I have a problem. I run backups weekly, but the process is pretty manual, time-consuming, and complex. Let me show you how I got here.
I follow the 3-2-1 backup rule. At least 3 copies of your data, on at least 2 kinds of media, with at least one being offsite. Easy. I bought a 1TB SSD and set up Time Machine to back up to it and run it once a week. Then, I have Backblaze run in the background for a cloud backup. So far so good.
The problem is twofold: I have data on iCloud that I can’t keep on my laptop for space reasons (my laptop is a mere 256GB, but I have 150ish GB on iCloud Drive, plus photos). Simple solution: get another 1TB SSD as a backup for iCloud, and then upload that stuff to Backblaze B2. And that’s what I did. Temporarily, I deleted a whole bunch of stuff from my laptop to make space, got iCloud Drive to sync, copied everything to the SSD, and Backblaze B2 did the rest. But there were two problems: (a) the sync didn’t complete, apparently, so Backblaze and the SSD now have .icloud
files everywhere instead of the real files (b) At some point B2 had weird issues where it would say B2 had newer files than the SSD–I used the skipNewer
option to get around this, but sometimes it just sits there printing nothing and I have no clue if something is happening.
So today I repaired my backup. Delete all of the iCloud stuff from B2. Request data from Apple using privacy.apple.com.
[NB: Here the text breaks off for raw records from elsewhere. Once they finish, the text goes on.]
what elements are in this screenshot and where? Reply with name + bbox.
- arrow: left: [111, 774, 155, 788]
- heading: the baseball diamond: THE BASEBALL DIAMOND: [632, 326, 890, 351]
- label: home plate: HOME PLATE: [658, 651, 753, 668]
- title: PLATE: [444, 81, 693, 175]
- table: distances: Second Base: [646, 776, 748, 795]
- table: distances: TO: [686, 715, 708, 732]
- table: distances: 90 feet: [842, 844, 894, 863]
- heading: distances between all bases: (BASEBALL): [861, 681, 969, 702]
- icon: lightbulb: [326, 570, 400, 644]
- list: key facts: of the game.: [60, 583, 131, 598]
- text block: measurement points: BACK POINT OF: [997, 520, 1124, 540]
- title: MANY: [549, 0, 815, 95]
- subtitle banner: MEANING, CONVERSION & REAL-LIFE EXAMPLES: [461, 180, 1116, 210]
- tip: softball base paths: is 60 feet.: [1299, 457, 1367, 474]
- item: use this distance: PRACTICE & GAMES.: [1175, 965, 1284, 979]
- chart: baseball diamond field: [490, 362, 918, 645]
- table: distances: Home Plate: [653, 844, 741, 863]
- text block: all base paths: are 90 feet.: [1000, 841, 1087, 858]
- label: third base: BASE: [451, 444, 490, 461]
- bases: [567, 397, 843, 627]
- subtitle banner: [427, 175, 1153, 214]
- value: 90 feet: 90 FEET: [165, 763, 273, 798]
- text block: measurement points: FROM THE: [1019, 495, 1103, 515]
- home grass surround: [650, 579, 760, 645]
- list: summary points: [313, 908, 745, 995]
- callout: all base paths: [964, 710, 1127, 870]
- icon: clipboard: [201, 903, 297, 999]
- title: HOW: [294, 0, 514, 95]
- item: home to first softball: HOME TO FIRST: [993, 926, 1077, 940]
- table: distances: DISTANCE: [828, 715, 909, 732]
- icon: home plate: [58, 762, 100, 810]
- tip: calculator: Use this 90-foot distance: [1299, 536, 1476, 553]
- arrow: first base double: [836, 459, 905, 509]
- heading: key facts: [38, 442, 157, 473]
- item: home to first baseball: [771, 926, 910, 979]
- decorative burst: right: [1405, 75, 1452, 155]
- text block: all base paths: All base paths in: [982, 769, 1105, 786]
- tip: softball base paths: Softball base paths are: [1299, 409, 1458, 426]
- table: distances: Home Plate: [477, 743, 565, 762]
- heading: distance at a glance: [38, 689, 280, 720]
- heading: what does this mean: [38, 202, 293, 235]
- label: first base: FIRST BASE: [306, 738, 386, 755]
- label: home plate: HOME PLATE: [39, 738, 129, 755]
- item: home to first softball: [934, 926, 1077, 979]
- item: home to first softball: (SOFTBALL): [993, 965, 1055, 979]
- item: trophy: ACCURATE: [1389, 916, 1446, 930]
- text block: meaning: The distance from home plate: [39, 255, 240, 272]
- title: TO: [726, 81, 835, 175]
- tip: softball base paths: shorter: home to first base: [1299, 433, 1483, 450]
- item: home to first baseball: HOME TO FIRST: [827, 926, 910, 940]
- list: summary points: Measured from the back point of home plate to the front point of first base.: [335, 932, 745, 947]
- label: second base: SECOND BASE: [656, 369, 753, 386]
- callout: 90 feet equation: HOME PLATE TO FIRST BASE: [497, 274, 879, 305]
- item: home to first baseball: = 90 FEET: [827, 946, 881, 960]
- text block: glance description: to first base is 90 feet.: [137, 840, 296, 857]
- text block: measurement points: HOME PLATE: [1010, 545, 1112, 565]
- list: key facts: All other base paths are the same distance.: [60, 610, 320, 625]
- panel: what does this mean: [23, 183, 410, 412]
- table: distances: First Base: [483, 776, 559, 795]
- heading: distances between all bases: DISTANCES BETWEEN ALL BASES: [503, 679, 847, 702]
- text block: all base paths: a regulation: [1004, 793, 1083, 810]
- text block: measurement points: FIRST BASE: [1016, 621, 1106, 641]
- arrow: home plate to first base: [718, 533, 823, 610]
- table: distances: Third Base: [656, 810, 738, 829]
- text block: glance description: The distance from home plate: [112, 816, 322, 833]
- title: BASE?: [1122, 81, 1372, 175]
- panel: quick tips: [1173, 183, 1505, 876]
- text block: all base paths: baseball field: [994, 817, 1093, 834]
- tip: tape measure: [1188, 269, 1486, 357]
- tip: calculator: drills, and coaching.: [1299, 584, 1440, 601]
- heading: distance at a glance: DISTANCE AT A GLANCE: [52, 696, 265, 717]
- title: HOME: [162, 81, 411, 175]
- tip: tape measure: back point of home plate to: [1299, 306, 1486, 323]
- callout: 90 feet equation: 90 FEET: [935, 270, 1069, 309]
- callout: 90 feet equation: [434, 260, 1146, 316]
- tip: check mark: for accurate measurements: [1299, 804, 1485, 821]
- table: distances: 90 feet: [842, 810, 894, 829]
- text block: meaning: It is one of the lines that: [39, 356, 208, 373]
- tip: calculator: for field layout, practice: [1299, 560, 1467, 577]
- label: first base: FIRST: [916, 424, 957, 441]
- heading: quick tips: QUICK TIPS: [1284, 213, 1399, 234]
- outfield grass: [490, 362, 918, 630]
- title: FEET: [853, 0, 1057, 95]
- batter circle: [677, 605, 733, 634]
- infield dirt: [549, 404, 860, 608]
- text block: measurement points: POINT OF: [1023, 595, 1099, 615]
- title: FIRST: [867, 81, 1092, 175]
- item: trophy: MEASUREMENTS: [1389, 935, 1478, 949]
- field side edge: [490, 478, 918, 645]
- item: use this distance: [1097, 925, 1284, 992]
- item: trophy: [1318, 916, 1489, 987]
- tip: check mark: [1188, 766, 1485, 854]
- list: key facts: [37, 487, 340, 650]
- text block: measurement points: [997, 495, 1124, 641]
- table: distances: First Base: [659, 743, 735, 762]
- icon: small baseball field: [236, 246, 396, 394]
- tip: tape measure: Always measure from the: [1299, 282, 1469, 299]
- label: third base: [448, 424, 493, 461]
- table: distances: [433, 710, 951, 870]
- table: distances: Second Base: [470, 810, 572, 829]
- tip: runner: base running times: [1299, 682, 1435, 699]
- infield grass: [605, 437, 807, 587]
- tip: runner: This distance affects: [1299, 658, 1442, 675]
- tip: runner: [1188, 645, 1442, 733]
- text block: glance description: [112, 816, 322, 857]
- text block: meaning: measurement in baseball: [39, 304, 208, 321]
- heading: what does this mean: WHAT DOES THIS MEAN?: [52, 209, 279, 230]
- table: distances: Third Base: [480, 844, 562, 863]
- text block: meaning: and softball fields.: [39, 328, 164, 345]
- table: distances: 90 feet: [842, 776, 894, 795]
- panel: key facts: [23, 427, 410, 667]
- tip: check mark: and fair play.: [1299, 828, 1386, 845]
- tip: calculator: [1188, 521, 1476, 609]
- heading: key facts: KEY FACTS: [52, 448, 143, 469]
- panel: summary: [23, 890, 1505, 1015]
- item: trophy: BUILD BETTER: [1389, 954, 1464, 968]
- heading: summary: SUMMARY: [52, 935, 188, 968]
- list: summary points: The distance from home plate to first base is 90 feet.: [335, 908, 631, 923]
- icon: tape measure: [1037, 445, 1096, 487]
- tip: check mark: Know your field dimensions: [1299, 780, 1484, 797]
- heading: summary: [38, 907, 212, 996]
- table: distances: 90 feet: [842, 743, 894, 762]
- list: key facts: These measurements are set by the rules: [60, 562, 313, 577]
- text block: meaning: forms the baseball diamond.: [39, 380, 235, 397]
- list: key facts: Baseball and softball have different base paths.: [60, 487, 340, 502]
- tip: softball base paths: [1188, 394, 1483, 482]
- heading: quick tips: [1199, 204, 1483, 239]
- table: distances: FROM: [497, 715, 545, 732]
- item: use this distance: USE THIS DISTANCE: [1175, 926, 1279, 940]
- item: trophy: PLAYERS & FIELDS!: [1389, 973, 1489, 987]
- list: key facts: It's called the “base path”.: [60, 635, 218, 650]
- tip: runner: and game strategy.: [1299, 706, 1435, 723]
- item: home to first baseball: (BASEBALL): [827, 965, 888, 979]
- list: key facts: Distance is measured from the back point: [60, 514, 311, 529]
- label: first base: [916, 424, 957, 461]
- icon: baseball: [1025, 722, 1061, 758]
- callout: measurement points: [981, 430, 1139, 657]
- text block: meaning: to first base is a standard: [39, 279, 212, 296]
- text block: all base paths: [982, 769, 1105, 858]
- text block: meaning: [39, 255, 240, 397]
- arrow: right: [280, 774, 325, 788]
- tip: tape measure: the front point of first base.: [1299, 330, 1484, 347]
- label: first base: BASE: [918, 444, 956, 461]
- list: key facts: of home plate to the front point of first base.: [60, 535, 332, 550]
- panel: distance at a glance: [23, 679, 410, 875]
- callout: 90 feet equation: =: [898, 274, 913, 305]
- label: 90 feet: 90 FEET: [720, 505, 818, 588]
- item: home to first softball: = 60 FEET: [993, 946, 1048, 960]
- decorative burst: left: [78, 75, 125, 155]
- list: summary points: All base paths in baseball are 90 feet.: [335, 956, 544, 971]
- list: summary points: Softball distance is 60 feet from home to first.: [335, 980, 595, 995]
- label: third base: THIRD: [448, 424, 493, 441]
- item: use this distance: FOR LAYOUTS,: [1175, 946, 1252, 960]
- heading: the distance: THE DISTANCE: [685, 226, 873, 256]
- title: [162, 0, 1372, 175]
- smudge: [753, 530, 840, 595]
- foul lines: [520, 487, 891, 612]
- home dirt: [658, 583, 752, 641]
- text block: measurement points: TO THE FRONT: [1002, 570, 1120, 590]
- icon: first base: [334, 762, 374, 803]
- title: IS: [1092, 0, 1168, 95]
Spin up a VM on Google Cloud with more than enough disk space, download the files there (did I mention this means clicking download on my Mac, then grabbing the download link in Firefox, and canceling it, so that I can use curl
to download on the VM?), and extract them. These zip files contain more zip files inside, so you now extract those too. And now your data is in half a dozen folders, so you use cp to merge them together. Finally, use B2 to upload to Backblaze’s servers. This entire goddamn process of repairing my backup took about 6 hours. As to future backups, any time I move anything to iCloud Drive, I also turn on the VM, copy stuff there, run b2 sync, and then turn it off (although: copying the files from the VM to the second SSD and then running it from there would also work). Did I mention I buy my music, so I want a backup of that in B2 as well?
And now for the photos. This one is easy: on the second SSD, I also have a folder to download iCloud Photos to. But iCloud doesn’t let you easily export photos–so I use icloudpd to do the job.
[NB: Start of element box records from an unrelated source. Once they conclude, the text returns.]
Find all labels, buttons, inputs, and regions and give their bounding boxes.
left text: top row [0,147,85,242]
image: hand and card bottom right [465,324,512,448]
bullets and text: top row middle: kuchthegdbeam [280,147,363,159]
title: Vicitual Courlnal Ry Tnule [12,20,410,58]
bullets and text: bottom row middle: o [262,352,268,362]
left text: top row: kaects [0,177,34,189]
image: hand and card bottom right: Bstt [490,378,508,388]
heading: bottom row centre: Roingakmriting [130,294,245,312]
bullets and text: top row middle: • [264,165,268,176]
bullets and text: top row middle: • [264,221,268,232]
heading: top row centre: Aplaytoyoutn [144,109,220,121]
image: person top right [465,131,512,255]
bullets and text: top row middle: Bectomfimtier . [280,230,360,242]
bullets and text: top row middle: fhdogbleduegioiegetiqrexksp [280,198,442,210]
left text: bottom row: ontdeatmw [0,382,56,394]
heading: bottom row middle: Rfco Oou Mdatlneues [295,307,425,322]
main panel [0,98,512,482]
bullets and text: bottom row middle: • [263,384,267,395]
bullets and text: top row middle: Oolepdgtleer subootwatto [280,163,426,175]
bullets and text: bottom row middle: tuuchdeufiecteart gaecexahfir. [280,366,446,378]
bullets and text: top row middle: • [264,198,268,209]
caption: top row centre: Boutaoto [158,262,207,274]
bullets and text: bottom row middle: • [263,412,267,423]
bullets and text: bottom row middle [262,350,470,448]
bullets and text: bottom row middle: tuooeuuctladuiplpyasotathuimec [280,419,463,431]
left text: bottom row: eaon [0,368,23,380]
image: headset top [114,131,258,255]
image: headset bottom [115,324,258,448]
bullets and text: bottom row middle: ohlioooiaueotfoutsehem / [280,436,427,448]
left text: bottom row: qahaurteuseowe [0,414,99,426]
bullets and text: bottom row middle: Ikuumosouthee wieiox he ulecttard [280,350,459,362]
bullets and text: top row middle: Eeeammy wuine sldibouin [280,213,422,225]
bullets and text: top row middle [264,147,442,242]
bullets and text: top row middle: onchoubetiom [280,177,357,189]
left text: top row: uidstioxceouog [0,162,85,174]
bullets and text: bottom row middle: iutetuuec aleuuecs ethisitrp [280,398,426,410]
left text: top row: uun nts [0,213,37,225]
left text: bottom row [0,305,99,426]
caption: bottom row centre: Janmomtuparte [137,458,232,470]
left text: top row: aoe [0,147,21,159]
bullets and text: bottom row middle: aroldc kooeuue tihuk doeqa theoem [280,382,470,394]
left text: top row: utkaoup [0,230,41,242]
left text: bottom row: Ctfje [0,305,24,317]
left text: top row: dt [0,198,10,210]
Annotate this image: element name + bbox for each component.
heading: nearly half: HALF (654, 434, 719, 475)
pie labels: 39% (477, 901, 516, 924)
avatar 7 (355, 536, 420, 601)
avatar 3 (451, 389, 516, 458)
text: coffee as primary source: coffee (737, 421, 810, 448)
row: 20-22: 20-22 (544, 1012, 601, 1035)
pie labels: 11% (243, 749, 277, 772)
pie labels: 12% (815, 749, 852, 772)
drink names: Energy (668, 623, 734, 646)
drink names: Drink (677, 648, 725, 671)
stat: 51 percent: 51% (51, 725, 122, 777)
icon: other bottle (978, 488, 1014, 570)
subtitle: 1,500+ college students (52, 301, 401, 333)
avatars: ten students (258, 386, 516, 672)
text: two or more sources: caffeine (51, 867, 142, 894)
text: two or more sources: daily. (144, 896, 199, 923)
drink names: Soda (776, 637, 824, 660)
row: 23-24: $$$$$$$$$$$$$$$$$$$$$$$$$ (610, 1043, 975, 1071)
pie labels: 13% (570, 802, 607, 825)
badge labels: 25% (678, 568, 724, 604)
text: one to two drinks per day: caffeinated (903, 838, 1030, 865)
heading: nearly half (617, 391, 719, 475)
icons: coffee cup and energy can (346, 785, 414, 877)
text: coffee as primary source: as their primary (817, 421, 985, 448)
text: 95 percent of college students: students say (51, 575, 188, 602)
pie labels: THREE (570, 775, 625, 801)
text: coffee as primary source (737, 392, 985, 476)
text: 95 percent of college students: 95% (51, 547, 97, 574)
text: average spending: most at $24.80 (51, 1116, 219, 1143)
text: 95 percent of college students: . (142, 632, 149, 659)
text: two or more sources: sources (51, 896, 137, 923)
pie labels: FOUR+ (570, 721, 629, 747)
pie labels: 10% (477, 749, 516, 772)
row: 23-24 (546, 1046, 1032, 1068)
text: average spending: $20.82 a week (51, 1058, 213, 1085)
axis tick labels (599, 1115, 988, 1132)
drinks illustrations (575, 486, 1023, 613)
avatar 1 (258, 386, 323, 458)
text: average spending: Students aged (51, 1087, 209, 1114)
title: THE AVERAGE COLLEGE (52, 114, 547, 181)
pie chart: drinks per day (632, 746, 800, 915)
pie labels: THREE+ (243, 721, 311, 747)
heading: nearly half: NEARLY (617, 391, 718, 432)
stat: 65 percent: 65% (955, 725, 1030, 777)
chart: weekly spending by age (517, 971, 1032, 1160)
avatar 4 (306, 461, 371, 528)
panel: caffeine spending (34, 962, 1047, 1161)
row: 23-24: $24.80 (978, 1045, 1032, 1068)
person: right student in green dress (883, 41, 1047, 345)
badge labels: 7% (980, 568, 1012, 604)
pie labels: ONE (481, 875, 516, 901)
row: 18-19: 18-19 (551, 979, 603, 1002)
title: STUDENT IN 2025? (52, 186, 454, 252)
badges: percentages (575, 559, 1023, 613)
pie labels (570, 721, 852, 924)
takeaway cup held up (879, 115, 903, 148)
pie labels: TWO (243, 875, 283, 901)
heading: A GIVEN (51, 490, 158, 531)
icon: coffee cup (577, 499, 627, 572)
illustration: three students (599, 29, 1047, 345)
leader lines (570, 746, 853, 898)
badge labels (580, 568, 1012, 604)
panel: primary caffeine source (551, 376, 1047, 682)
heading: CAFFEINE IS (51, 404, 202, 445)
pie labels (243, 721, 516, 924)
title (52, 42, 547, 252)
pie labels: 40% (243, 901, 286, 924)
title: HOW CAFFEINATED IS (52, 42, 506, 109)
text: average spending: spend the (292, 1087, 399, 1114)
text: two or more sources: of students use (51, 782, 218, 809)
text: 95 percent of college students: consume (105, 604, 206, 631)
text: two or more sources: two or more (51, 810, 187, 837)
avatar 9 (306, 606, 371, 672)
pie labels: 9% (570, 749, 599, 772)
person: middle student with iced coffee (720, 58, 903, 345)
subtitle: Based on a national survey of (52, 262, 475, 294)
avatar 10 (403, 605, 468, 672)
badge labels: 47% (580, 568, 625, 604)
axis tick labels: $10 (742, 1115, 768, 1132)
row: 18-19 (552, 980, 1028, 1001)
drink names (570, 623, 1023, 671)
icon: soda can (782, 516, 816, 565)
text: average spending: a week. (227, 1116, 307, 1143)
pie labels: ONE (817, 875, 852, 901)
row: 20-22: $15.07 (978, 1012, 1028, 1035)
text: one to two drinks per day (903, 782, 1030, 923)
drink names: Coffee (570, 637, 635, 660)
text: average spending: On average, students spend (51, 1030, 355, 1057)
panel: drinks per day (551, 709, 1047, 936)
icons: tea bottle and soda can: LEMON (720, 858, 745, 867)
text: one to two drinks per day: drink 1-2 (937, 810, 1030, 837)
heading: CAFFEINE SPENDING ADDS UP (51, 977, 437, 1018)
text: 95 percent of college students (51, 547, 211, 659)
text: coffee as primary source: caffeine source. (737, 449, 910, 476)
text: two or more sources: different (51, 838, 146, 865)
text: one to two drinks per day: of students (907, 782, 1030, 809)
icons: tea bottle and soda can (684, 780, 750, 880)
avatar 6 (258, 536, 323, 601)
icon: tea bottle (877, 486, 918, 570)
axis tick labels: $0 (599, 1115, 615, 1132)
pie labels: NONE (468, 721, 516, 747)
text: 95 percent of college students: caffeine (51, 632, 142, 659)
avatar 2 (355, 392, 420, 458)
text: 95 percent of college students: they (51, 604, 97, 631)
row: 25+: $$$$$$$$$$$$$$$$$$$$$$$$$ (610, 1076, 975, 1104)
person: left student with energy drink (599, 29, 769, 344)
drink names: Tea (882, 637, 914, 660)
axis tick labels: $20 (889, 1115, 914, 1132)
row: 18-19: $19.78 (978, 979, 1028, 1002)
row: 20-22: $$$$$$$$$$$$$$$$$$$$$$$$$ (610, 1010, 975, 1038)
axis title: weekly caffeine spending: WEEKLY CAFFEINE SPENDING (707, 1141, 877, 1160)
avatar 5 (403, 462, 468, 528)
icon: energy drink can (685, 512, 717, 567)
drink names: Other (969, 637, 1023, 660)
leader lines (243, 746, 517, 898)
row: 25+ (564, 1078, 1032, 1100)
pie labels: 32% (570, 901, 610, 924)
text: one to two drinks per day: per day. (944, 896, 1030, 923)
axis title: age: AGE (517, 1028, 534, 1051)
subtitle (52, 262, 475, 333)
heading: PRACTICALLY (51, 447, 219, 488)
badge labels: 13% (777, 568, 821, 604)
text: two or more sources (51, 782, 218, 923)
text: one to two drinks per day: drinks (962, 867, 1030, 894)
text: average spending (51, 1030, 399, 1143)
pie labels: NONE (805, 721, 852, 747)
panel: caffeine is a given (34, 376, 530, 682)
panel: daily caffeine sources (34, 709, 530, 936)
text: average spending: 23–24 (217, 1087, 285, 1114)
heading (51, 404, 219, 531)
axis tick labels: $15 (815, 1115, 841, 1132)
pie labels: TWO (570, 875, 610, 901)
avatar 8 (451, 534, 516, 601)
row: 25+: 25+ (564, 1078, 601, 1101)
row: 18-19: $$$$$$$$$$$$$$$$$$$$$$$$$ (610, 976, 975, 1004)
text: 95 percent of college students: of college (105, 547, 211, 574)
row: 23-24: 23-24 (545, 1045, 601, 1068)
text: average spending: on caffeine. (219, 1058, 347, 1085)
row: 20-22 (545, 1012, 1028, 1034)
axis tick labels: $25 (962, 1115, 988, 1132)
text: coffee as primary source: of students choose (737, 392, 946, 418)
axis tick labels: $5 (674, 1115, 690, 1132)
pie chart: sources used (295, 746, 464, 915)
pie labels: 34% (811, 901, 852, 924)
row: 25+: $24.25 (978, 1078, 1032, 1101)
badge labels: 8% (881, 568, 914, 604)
So come Saturday, I do the following:
- Plug in the first SSD so Time Machine can do its thing.
- Plug in the second SSD.
- First, copy over any updates to iCloud Drive to this SSD. Run B2.
- Next, run the icloudpd tool. Sync that to B2.
- Finally, if I’ve purchased any music in the past week, copy that file over and sync to B2.
Yes, this can be vastly simplified…if I get a laptop with more storage and maybe a NAS, and get rid of iCloud altogether. But that involves a significant amount of money (although, that is the end goal).
Dear Reader, since you made it this far, here’s my gift: a set of commands that make this a little bit easier for me.
- Getting all the music you bought from iTunes: Go to ~/Music/iTunes/iTunes Media/Music and run
for file in **/**/*.{mp3,m4a}; do echo $file; done | sort | uniq
- Downloading iCloud Photos using icloudpd:
icloudpd -d . --recent 150 # or as many pictures you think you took
- Extracting files from what Apple will give you:
import os
for file in list.str`ls *.zip`:
`unzip {file} && rm {file}`
for dir in list.str`ls -d */`:
os.chdir(dir)
for file in list.str`ls *.zip`:
`unzip {file} && rm {file}`
os.chdir('../')
This code is written in pysh, a superset of Python for which I wrote a transpiler. Once this finishes, it’s just a matter of merging the directories together.